- No, it didn't...
My bad. A couple years ago I had considered adding one as a second display but wanted to know if it would work on my PC. I found a handful of forum posts that said it did and that people had gotten it working over miniDP. Just without the ports. But I did a little searching now (I ended up not buying it) and apparently that's not the case. Whoops!
I guess I could see how it might work with a PC with the right hardware... and I hope it does become a standard. I guess I was thinking more about other HDMI devices like PS4, Xbox, DVR, etc. I suppose some kind of adapter? But, could such devices be daisy-chained so that it doesn't require switch boxes or messing with cables? It just seems odd it doesn't have a couple of more ports.
I have no idea whether it'll work at all. But thunderbolt can work in two directions (For example, you can actually get an adapter and plug a Thunderbolt 3 device into a Thunderbolt 1 or 2 port; of course, at reduced speeds and capability. It can be reversed.) and DisplayPort can be carried over a thunderbolt/USB-C connection. So it's technically feasible, I think, that an HDMI to USB-C dongle could be connected to the back of the display and then an HDMI system connected to it. Or DisplayPort.

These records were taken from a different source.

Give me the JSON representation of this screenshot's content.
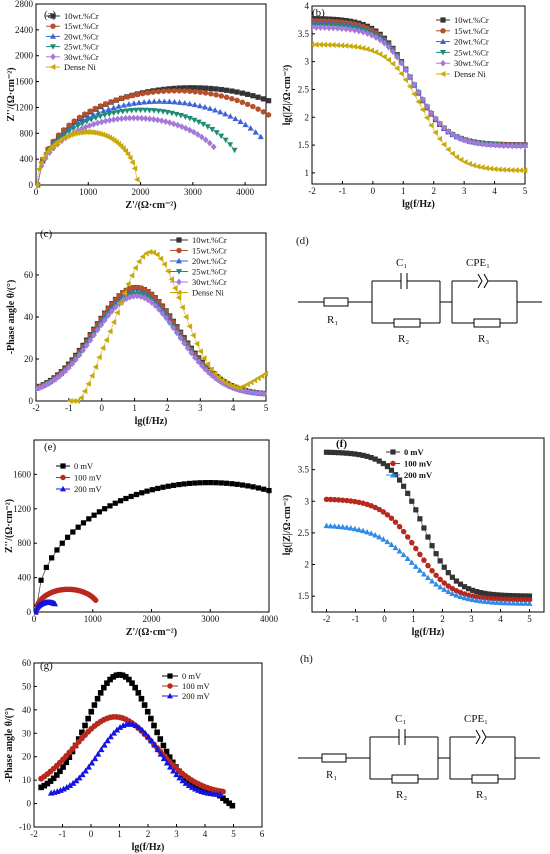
{
  "figure": {
    "panels": {
      "a": {
        "label": "(a)"
      },
      "b": {
        "label": "(b)"
      },
      "c": {
        "label": "(c)"
      },
      "d": {
        "label": "(d)"
      },
      "e": {
        "label": "(e)"
      },
      "f": {
        "label": "(f)"
      },
      "g": {
        "label": "(g)"
      },
      "h": {
        "label": "(h)"
      }
    }
  },
  "circuits": [
    {
      "panel": "d",
      "labels": [
        "R₁",
        "C₁",
        "R₂",
        "CPE₁",
        "R₃"
      ]
    },
    {
      "panel": "h",
      "labels": [
        "R₁",
        "C₁",
        "R₂",
        "CPE₁",
        "R₃"
      ]
    }
  ],
  "colors": {
    "black": "#333333",
    "brown": "#b5502b",
    "blue": "#3a63d6",
    "green": "#1e8c74",
    "violet": "#a678d9",
    "gold": "#c9a90a",
    "blue2": "#1515e0",
    "red2": "#b8281e",
    "sky2": "#2f8be6"
  },
  "chart_data": [
    {
      "panel": "a",
      "type": "scatter",
      "xlabel": "Z'/(Ω·cm⁻²)",
      "ylabel": "Z''/(Ω·cm⁻²)",
      "xlim": [
        0,
        4400
      ],
      "ylim": [
        0,
        2800
      ],
      "xticks": [
        0,
        1000,
        2000,
        3000,
        4000
      ],
      "yticks": [
        0,
        400,
        800,
        1200,
        1600,
        2000,
        2400,
        2800
      ],
      "legend_position": "top-left",
      "series": [
        {
          "name": "10wt.%Cr",
          "color": "#333333",
          "marker": "square",
          "arc": {
            "rs": 30,
            "r": 5900,
            "depress": 0.51,
            "zmax": 4450
          }
        },
        {
          "name": "15wt.%Cr",
          "color": "#b5502b",
          "marker": "circle",
          "arc": {
            "rs": 30,
            "r": 5300,
            "depress": 0.55,
            "zmax": 4450
          }
        },
        {
          "name": "20wt.%Cr",
          "color": "#3a63d6",
          "marker": "triangle-up",
          "arc": {
            "rs": 30,
            "r": 4700,
            "depress": 0.55,
            "zmax": 4300
          }
        },
        {
          "name": "25wt.%Cr",
          "color": "#1e8c74",
          "marker": "triangle-down",
          "arc": {
            "rs": 30,
            "r": 4000,
            "depress": 0.58,
            "zmax": 3800
          }
        },
        {
          "name": "30wt.%Cr",
          "color": "#a678d9",
          "marker": "diamond",
          "arc": {
            "rs": 30,
            "r": 3700,
            "depress": 0.56,
            "zmax": 3400
          }
        },
        {
          "name": "Dense Ni",
          "color": "#c9a90a",
          "marker": "triangle-left",
          "arc": {
            "rs": 10,
            "r": 1930,
            "depress": 0.85,
            "zmax": 1935
          }
        }
      ]
    },
    {
      "panel": "b",
      "type": "scatter",
      "xlabel": "lg(f/Hz)",
      "ylabel": "lg(|Z|/Ω·cm⁻²)",
      "xlim": [
        -2,
        5
      ],
      "ylim": [
        0.8,
        4.0
      ],
      "xticks": [
        -2,
        -1,
        0,
        1,
        2,
        3,
        4,
        5
      ],
      "yticks": [
        1.0,
        1.5,
        2.0,
        2.5,
        3.0,
        3.5,
        4.0
      ],
      "legend_position": "top-right",
      "series": [
        {
          "name": "10wt.%Cr",
          "color": "#333333",
          "marker": "square",
          "bode": {
            "hi": 3.78,
            "lo": 1.5,
            "mid": 1.3,
            "w": 0.55
          }
        },
        {
          "name": "15wt.%Cr",
          "color": "#b5502b",
          "marker": "circle",
          "bode": {
            "hi": 3.74,
            "lo": 1.5,
            "mid": 1.32,
            "w": 0.55
          }
        },
        {
          "name": "20wt.%Cr",
          "color": "#3a63d6",
          "marker": "triangle-up",
          "bode": {
            "hi": 3.7,
            "lo": 1.49,
            "mid": 1.35,
            "w": 0.55
          }
        },
        {
          "name": "25wt.%Cr",
          "color": "#1e8c74",
          "marker": "triangle-down",
          "bode": {
            "hi": 3.66,
            "lo": 1.49,
            "mid": 1.37,
            "w": 0.55
          }
        },
        {
          "name": "30wt.%Cr",
          "color": "#a678d9",
          "marker": "diamond",
          "bode": {
            "hi": 3.62,
            "lo": 1.48,
            "mid": 1.4,
            "w": 0.55
          }
        },
        {
          "name": "Dense Ni",
          "color": "#c9a90a",
          "marker": "triangle-left",
          "bode": {
            "hi": 3.31,
            "lo": 1.04,
            "mid": 1.6,
            "w": 0.55
          }
        }
      ]
    },
    {
      "panel": "c",
      "type": "scatter",
      "xlabel": "lg(f/Hz)",
      "ylabel": "-Phase angle θ/(°)",
      "xlim": [
        -2,
        5
      ],
      "ylim": [
        0,
        80
      ],
      "xticks": [
        -2,
        -1,
        0,
        1,
        2,
        3,
        4,
        5
      ],
      "yticks": [
        0,
        20,
        40,
        60
      ],
      "legend_position": "top-right",
      "series": [
        {
          "name": "10wt.%Cr",
          "color": "#333333",
          "marker": "square",
          "peak": {
            "base": 3,
            "amp": 51,
            "mu": 1.05,
            "s": 1.3,
            "x0": -2,
            "x1": 5,
            "tail": 0
          }
        },
        {
          "name": "15wt.%Cr",
          "color": "#b5502b",
          "marker": "circle",
          "peak": {
            "base": 3,
            "amp": 51,
            "mu": 1.05,
            "s": 1.28,
            "x0": -2,
            "x1": 5,
            "tail": 0
          }
        },
        {
          "name": "20wt.%Cr",
          "color": "#3a63d6",
          "marker": "triangle-up",
          "peak": {
            "base": 3,
            "amp": 49,
            "mu": 1.05,
            "s": 1.28,
            "x0": -2,
            "x1": 5,
            "tail": 0
          }
        },
        {
          "name": "25wt.%Cr",
          "color": "#1e8c74",
          "marker": "triangle-down",
          "peak": {
            "base": 3,
            "amp": 48,
            "mu": 1.05,
            "s": 1.28,
            "x0": -2,
            "x1": 5,
            "tail": 0
          }
        },
        {
          "name": "30wt.%Cr",
          "color": "#a678d9",
          "marker": "diamond",
          "peak": {
            "base": 3,
            "amp": 47,
            "mu": 1.05,
            "s": 1.28,
            "x0": -2,
            "x1": 5,
            "tail": 0
          }
        },
        {
          "name": "Dense Ni",
          "color": "#c9a90a",
          "marker": "triangle-left",
          "peak": {
            "base": 5,
            "amp": 66,
            "mu": 1.5,
            "s": 0.95,
            "x0": -0.95,
            "x1": 5,
            "tail": 1
          }
        }
      ]
    },
    {
      "panel": "e",
      "type": "scatter",
      "xlabel": "Z'/(Ω·cm⁻²)",
      "ylabel": "Z''/(Ω·cm⁻²)",
      "xlim": [
        0,
        4000
      ],
      "ylim": [
        0,
        2000
      ],
      "xticks": [
        0,
        1000,
        2000,
        3000,
        4000
      ],
      "yticks": [
        0,
        400,
        800,
        1200,
        1600
      ],
      "legend_position": "top-left",
      "series": [
        {
          "name": "0   mV",
          "color": "#000000",
          "marker": "square",
          "arc": {
            "rs": 30,
            "r": 5900,
            "depress": 0.51,
            "zmax": 4000
          }
        },
        {
          "name": "100   mV",
          "color": "#b8281e",
          "marker": "circle",
          "arc": {
            "rs": 30,
            "r": 1100,
            "depress": 0.48,
            "zmax": 1050
          }
        },
        {
          "name": "200   mV",
          "color": "#1515e0",
          "marker": "triangle-up",
          "arc": {
            "rs": 30,
            "r": 430,
            "depress": 0.52,
            "zmax": 360
          }
        }
      ]
    },
    {
      "panel": "f",
      "type": "scatter",
      "xlabel": "lg(f/Hz)",
      "ylabel": "lg(|Z|/Ω·cm⁻²)",
      "xlim": [
        -2.5,
        5.5
      ],
      "ylim": [
        1.25,
        4.0
      ],
      "xticks": [
        -2,
        -1,
        0,
        1,
        2,
        3,
        4,
        5
      ],
      "yticks": [
        1.5,
        2.0,
        2.5,
        3.0,
        3.5,
        4.0
      ],
      "legend_position": "top-left",
      "series": [
        {
          "name": "0 mV",
          "color": "#333333",
          "marker": "square",
          "bode": {
            "hi": 3.78,
            "lo": 1.5,
            "mid": 1.3,
            "w": 0.55
          }
        },
        {
          "name": "100 mV",
          "color": "#b8281e",
          "marker": "circle",
          "bode": {
            "hi": 3.04,
            "lo": 1.44,
            "mid": 1.1,
            "w": 0.6
          }
        },
        {
          "name": "200 mV",
          "color": "#2f8be6",
          "marker": "triangle-up",
          "bode": {
            "hi": 2.63,
            "lo": 1.38,
            "mid": 1.0,
            "w": 0.7
          }
        }
      ]
    },
    {
      "panel": "g",
      "type": "scatter",
      "xlabel": "lg(f/Hz)",
      "ylabel": "-Phase angle θ/(°)",
      "xlim": [
        -2,
        6
      ],
      "ylim": [
        -10,
        60
      ],
      "xticks": [
        -2,
        -1,
        0,
        1,
        2,
        3,
        4,
        5,
        6
      ],
      "yticks": [
        -10,
        0,
        10,
        20,
        30,
        40,
        50,
        60
      ],
      "legend_position": "top-right",
      "series": [
        {
          "name": "0   mV",
          "color": "#000000",
          "marker": "square",
          "peak": {
            "base": 4,
            "amp": 51,
            "mu": 1.0,
            "s": 1.15,
            "x0": -1.75,
            "x1": 5.0,
            "tail": 2
          }
        },
        {
          "name": "100   mV",
          "color": "#b8281e",
          "marker": "circle",
          "peak": {
            "base": 4,
            "amp": 33,
            "mu": 0.85,
            "s": 1.45,
            "x0": -1.75,
            "x1": 4.7,
            "tail": 0
          }
        },
        {
          "name": "200   mV",
          "color": "#1515e0",
          "marker": "triangle-up",
          "peak": {
            "base": 3.5,
            "amp": 30.5,
            "mu": 1.35,
            "s": 1.05,
            "x0": -1.4,
            "x1": 4.6,
            "tail": 0
          }
        }
      ]
    }
  ]
}
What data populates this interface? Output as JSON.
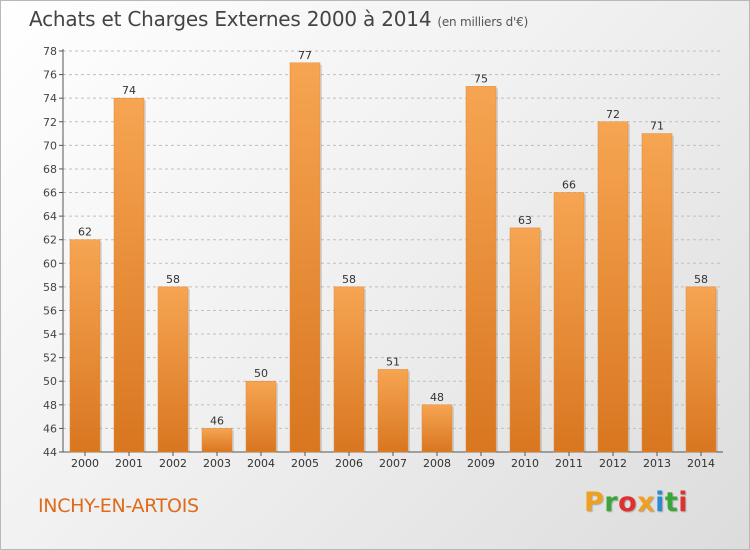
{
  "header": {
    "title": "Achats et Charges Externes 2000 à 2014",
    "unit": "(en milliers d'€)"
  },
  "footer": {
    "place": "INCHY-EN-ARTOIS",
    "logo_letters": [
      "P",
      "r",
      "o",
      "x",
      "i",
      "t",
      "i"
    ],
    "logo_colors": [
      "#f0a020",
      "#3aa63a",
      "#e03030",
      "#f0a020",
      "#2a8ad4",
      "#3aa63a",
      "#e03030"
    ]
  },
  "colors": {
    "bar_light": "#f6a552",
    "bar_dark": "#d97620",
    "grid": "#bfbfbf"
  },
  "chart_data": {
    "type": "bar",
    "categories": [
      "2000",
      "2001",
      "2002",
      "2003",
      "2004",
      "2005",
      "2006",
      "2007",
      "2008",
      "2009",
      "2010",
      "2011",
      "2012",
      "2013",
      "2014"
    ],
    "values": [
      62,
      74,
      58,
      46,
      50,
      77,
      58,
      51,
      48,
      75,
      63,
      66,
      72,
      71,
      58
    ],
    "ylim": [
      44,
      78
    ],
    "yticks": [
      44,
      46,
      48,
      50,
      52,
      54,
      56,
      58,
      60,
      62,
      64,
      66,
      68,
      70,
      72,
      74,
      76,
      78
    ],
    "grid": "horizontal-dashed",
    "legend": "none"
  }
}
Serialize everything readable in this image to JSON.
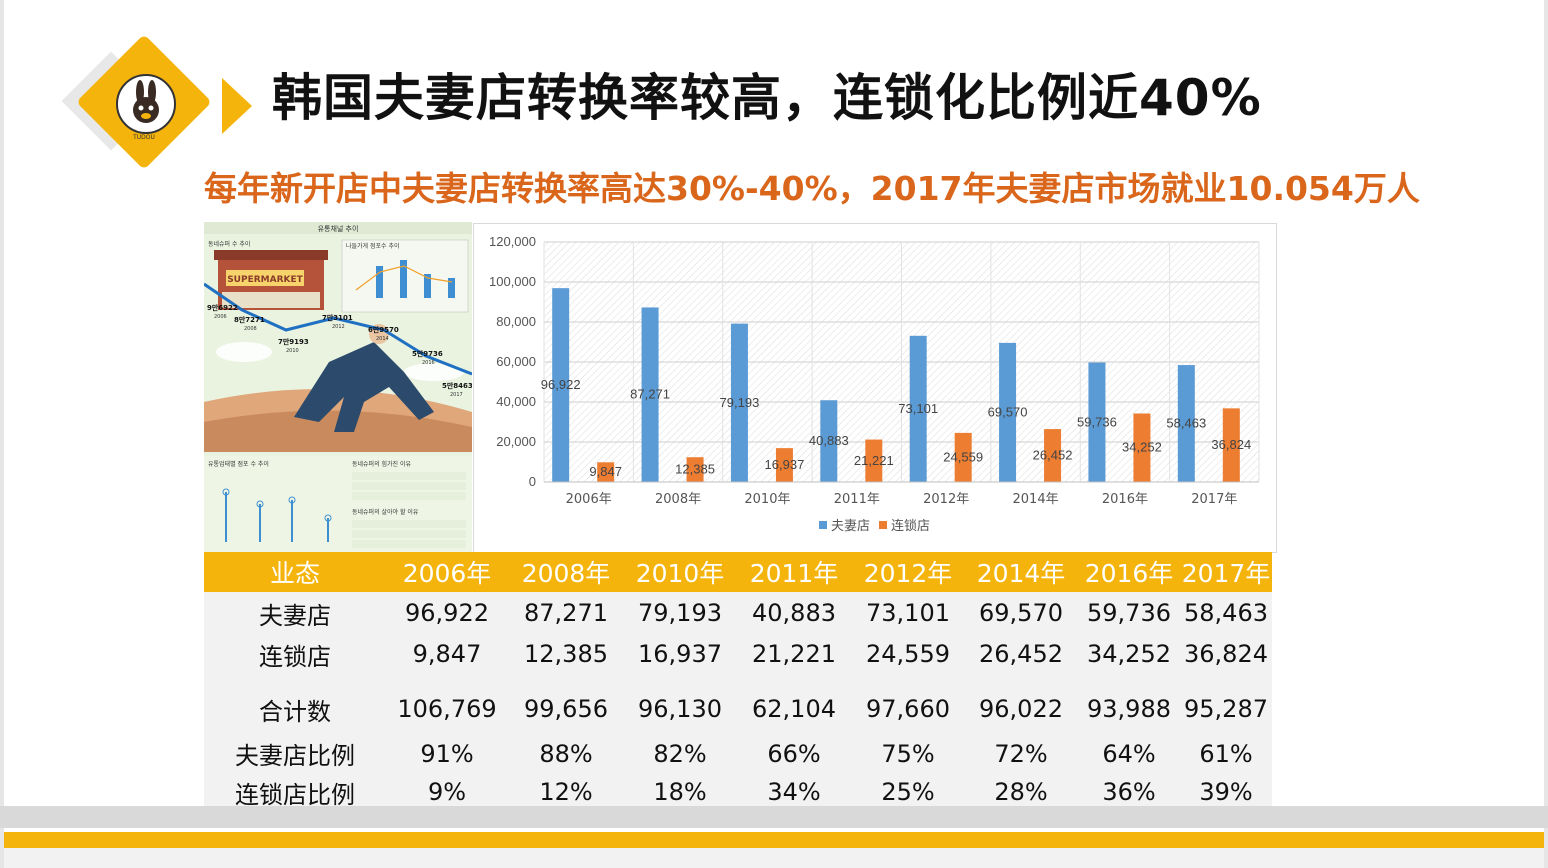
{
  "title": "韩国夫妻店转换率较高，连锁化比例近40%",
  "subtitle": "每年新开店中夫妻店转换率高达30%-40%，2017年夫妻店市场就业10.054万人",
  "logo": {
    "icon": "rabbit-mascot-icon",
    "text": "TUDOU"
  },
  "infographic": {
    "header": "유통채널 추이",
    "store_sign": "SUPERMARKET",
    "section1": "동네슈퍼 수 추이",
    "section2": "나들가게 점포수 추이",
    "section3": "유통업태별 점포 수 추이",
    "section4": "동네슈퍼의 힘가진 이유",
    "section5": "동네슈퍼의 살아야 할 이유",
    "points": [
      {
        "label": "9만6922",
        "year": "2006"
      },
      {
        "label": "8만7271",
        "year": "2008"
      },
      {
        "label": "7만9193",
        "year": "2010"
      },
      {
        "label": "7만3101",
        "year": "2012"
      },
      {
        "label": "6만9570",
        "year": "2014"
      },
      {
        "label": "5만9736",
        "year": "2016"
      },
      {
        "label": "5만8463",
        "year": "2017"
      }
    ]
  },
  "colors": {
    "accent": "#f5b40b",
    "subtitle": "#d9661b",
    "series1": "#5b9bd5",
    "series2": "#ed7d31"
  },
  "chart_data": {
    "type": "bar",
    "categories": [
      "2006年",
      "2008年",
      "2010年",
      "2011年",
      "2012年",
      "2014年",
      "2016年",
      "2017年"
    ],
    "series": [
      {
        "name": "夫妻店",
        "values": [
          96922,
          87271,
          79193,
          40883,
          73101,
          69570,
          59736,
          58463
        ]
      },
      {
        "name": "连锁店",
        "values": [
          9847,
          12385,
          16937,
          21221,
          24559,
          26452,
          34252,
          36824
        ]
      }
    ],
    "data_labels": {
      "夫妻店": [
        "96,922",
        "87,271",
        "79,193",
        "40,883",
        "73,101",
        "69,570",
        "59,736",
        "58,463"
      ],
      "连锁店": [
        "9,847",
        "12,385",
        "16,937",
        "21,221",
        "24,559",
        "26,452",
        "34,252",
        "36,824"
      ]
    },
    "y_ticks": [
      "0",
      "20,000",
      "40,000",
      "60,000",
      "80,000",
      "100,000",
      "120,000"
    ],
    "ylim": [
      0,
      120000
    ],
    "grid": true,
    "legend_position": "bottom"
  },
  "table": {
    "headers": [
      "业态",
      "2006年",
      "2008年",
      "2010年",
      "2011年",
      "2012年",
      "2014年",
      "2016年",
      "2017年"
    ],
    "rows": [
      [
        "夫妻店",
        "96,922",
        "87,271",
        "79,193",
        "40,883",
        "73,101",
        "69,570",
        "59,736",
        "58,463"
      ],
      [
        "连锁店",
        "9,847",
        "12,385",
        "16,937",
        "21,221",
        "24,559",
        "26,452",
        "34,252",
        "36,824"
      ],
      [
        "合计数",
        "106,769",
        "99,656",
        "96,130",
        "62,104",
        "97,660",
        "96,022",
        "93,988",
        "95,287"
      ],
      [
        "夫妻店比例",
        "91%",
        "88%",
        "82%",
        "66%",
        "75%",
        "72%",
        "64%",
        "61%"
      ],
      [
        "连锁店比例",
        "9%",
        "12%",
        "18%",
        "34%",
        "25%",
        "28%",
        "36%",
        "39%"
      ]
    ]
  }
}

But I have no idea whether the LG display could support that. I just think that's technically possible with the USB-C / Thunderbolt 3 standard.
If I had to guess? I'd say, probably not.
It is a standard. It's not on game consoles or TV's like HDMI, but USB-C and Thunderbolt 3 is an existing standard. And it's already on a handful of devices. I can't see any reason you couldn't plug, say, a Dell XPS 15 into it. This is not a proprietary Apple connection.